Scholars make use of this material in various ways — lighting was indeed a large theatrical expense, and candles were often trimmed and changed mid-scene — but the general reader, dipping and grazing, can find poignancy and resonance as the documents tell their stories in rich detail. Among material related to Handel's Italian stay (for example, the cantata Diana Cacciatrice was performed after an actual stag hunt, and amid major renovations for the performance of La Resurrezione, a tiled floor was broken up and windows removed) are documents proclaiming the marriage back home of Handel's older sister, the burial of his younger and the baptism of his niece — events the composer, on his way to international superstardom, missed.
Representing the pivotal 1711 London premiere of Rinaldo are the word book's dedication and prefaces, names of cast and orchestra personnel, newspaper articles, the subscription announcement ("Tickets and books will be delivered out of Mr. White's Chocolate-House in St. James's-Street"), diary entries and letters, copyists' bills and performance reviews. The Spectator gave a summary of the action, noting, "By the Squeak of their Voices the Heroes are Eunuchs."
Legendary singers come to life here — Senesino in his polite requests for travel money, Nicolini in the large expense noted for his backstage coffee consumption. Even though a comic poem complains that, for all any Londoner would know, they could be singing High Mass, the arrival and departure of Italian singers were given the sort of press attention now accorded to film stars. On December 29, 1722, The British Journal noted, "Seigniora Cutzoni is expected here with much Impatience, for the Improvement of our Opera Performances; and, as 'tis said, she far excells Seigniora Duristante, already with us." Encouraging diva rivalry has always been great publicity, and the new soprano (variously Cotzani, Catzona, Cozzuna, Cutzoni, Carsona) was mentioned daily in the papers. After her success in Ottone, a published ode began, "Little Syren of the Stage, / Charmer of an idle Age." When Margarita Durastanti did "quit this Kingdom," in 1724, several newspapers printed the text of her farewell cantata, "Happy Soil, adieu, adieu, / Let old Charmers yield to new."
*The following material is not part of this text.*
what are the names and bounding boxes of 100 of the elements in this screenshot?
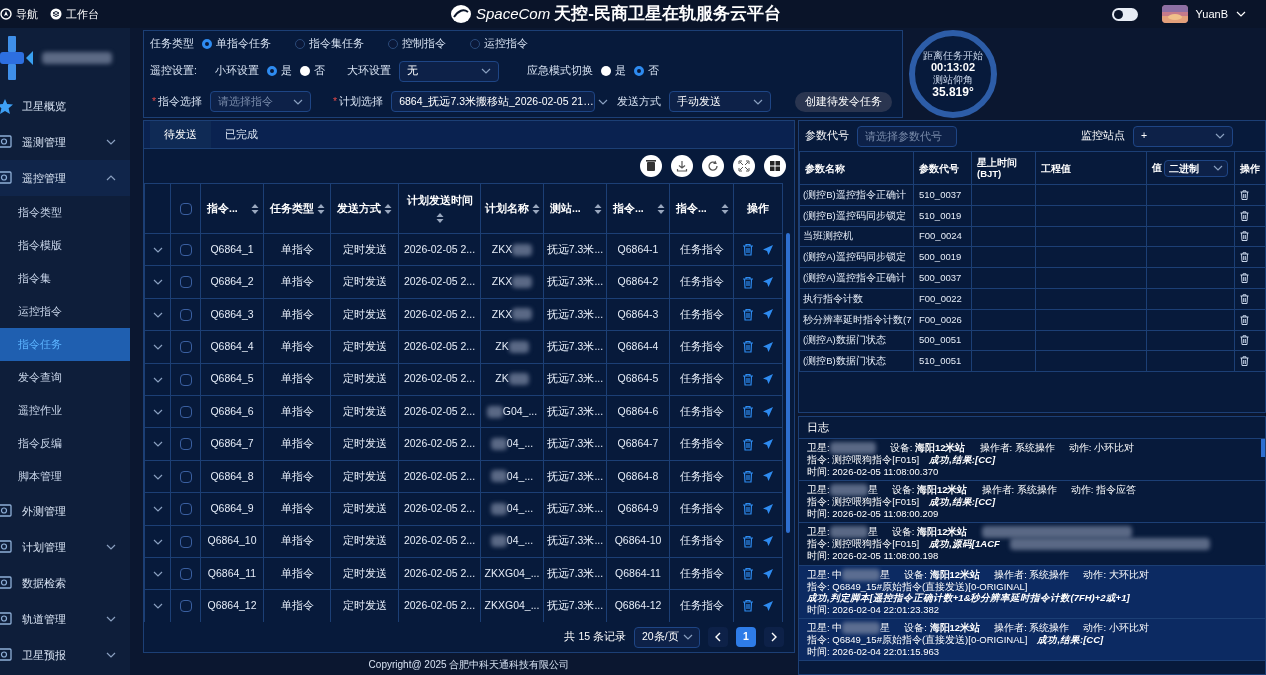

Handel (or Handle, Hendel, Hendell, Hendals and Händel) writes in French, even to his German brother-in-law, and completes Floridante "à Londres ce 28 de novembre, 1721." Newspaper warnings that "neither Director nor Subscriber will be admitted on the Stage" remind us of that custom. Flute arrangements of "All the Favourite Songs with their Symphonies, in the Opera Radamistus" were rushed to print because, as the announcement states, "some Ignorant Person was Transposing the said Opera." Lady Mary Wortley Montagu writes to her sister, "The new opera [Tamerlano] is execrable," offering a dissenting view. The book ends with the tantalizing announcement that "a famous Chauntress" would be coming from Italy, and — even though Faustina Bordoni actually arrived from Vienna and was paid less than the newspaper stated — Volume Two awaits.